What are you about to put in your mouth? Is it a chocolate truffle? A piece of chocolate from a high-end bar? The box or label might give you some helpful insights about what you’re about to ingest. If it’s a piece of chocolate from a bar, you can see what percentage of cocoa the chocolate contains and maybe even where the cocoa beans originated. If you’re going to eat a chocolate truffle, the design of the box will clue you into whether the chocolate will be traditional or something more edgy or exotic. Taking notice of the packaging and labels sets you in the right frame of mind for tasting what’s inside.
Well-crafted chocolate has a glossy shine with no cracks, smudges, pale streaks, or air bubbles. Really examine at the chocolate you’re about to eat. How does the chocolate look? What does the design say to you? Eating chocolate is an experience that should delight all the senses. Allow your eyes to indulge a little before you let your taste buds have all the fun. A great piece of chocolate is going to cost you upward of $2 per bite; taking your time to really savor each piece makes the investment worthwhile.
This piece of advice only applies to chocolate bars, but it’s an important step if you’re trying to appreciate that type of chocolate. How well chocolate “snaps” tells you a lot about how well it has been tempered. That’s why, if you’ve ever watched a pastry chef try chocolate, you’ll see them lean their ear down towards their hands as they break off a piece. You want your chocolate to have a nice sharp loud snap.
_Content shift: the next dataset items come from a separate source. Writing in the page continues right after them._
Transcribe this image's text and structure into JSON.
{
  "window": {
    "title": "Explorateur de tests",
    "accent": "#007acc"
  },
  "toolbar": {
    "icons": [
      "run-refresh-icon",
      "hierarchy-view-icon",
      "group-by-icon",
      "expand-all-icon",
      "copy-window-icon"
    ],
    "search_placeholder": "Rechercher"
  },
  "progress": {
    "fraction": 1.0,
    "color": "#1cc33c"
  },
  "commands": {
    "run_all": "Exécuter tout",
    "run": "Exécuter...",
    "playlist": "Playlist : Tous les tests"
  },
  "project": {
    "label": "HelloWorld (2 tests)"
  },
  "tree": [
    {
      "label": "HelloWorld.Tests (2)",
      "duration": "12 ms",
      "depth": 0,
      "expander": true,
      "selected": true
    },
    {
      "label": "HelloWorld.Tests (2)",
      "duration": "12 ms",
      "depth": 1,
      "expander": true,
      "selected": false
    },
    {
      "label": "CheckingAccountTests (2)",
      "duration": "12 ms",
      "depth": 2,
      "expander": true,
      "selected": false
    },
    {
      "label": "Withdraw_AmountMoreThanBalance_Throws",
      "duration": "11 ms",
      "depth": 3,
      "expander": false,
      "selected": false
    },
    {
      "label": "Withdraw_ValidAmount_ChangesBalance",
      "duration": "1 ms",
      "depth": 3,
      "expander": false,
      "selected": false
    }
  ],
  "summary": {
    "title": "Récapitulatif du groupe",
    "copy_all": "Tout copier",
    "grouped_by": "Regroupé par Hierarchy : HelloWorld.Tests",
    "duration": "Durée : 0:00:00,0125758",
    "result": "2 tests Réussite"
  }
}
Snapping your chocolate can help with this next step, but if you’re eating a truffle or a piece that you don’t want to break, rub the chocolate with your finger a few times to release some of the odor. Put the piece of chocolate about an inch from your nose, close your eyes, and give it a sniff. What do you smell? What does it make you think of? Smelling your chocolate allows you to engage yet another sense and helps prepare your taste buds for the job ahead. Plus, the smell of chocolate just makes you happy and puts you in the right frame of mind for what’s about to come.
The great moment has finally arrived! It’s time to place the chocolate in your mouth and savor it. Slow down! Now’s not the time to rush things. Take a small bite and let the chocolate sit on your tongue. Close your mouth and your eyes, breathe through your nose, and concentrate on the flavors being released as the chocolate melts on your tongue. High quality chocolate has a rich, smooth, velvety texture and should melt relatively fast. As the chocolate melts, see if you can detect the different flavor notes for that particular piece. They might be floral, earthy, fruity or even spicy. If you’re enjoying a truffle, let your taste buds play with the ingredients that the chocolatier has masterfully combined for your enjoyment. Take your time between bites to let the flavors linger and evolve. Savoring chocolate is a slow, almost meditative, process that we believe more people should take the time to delight in.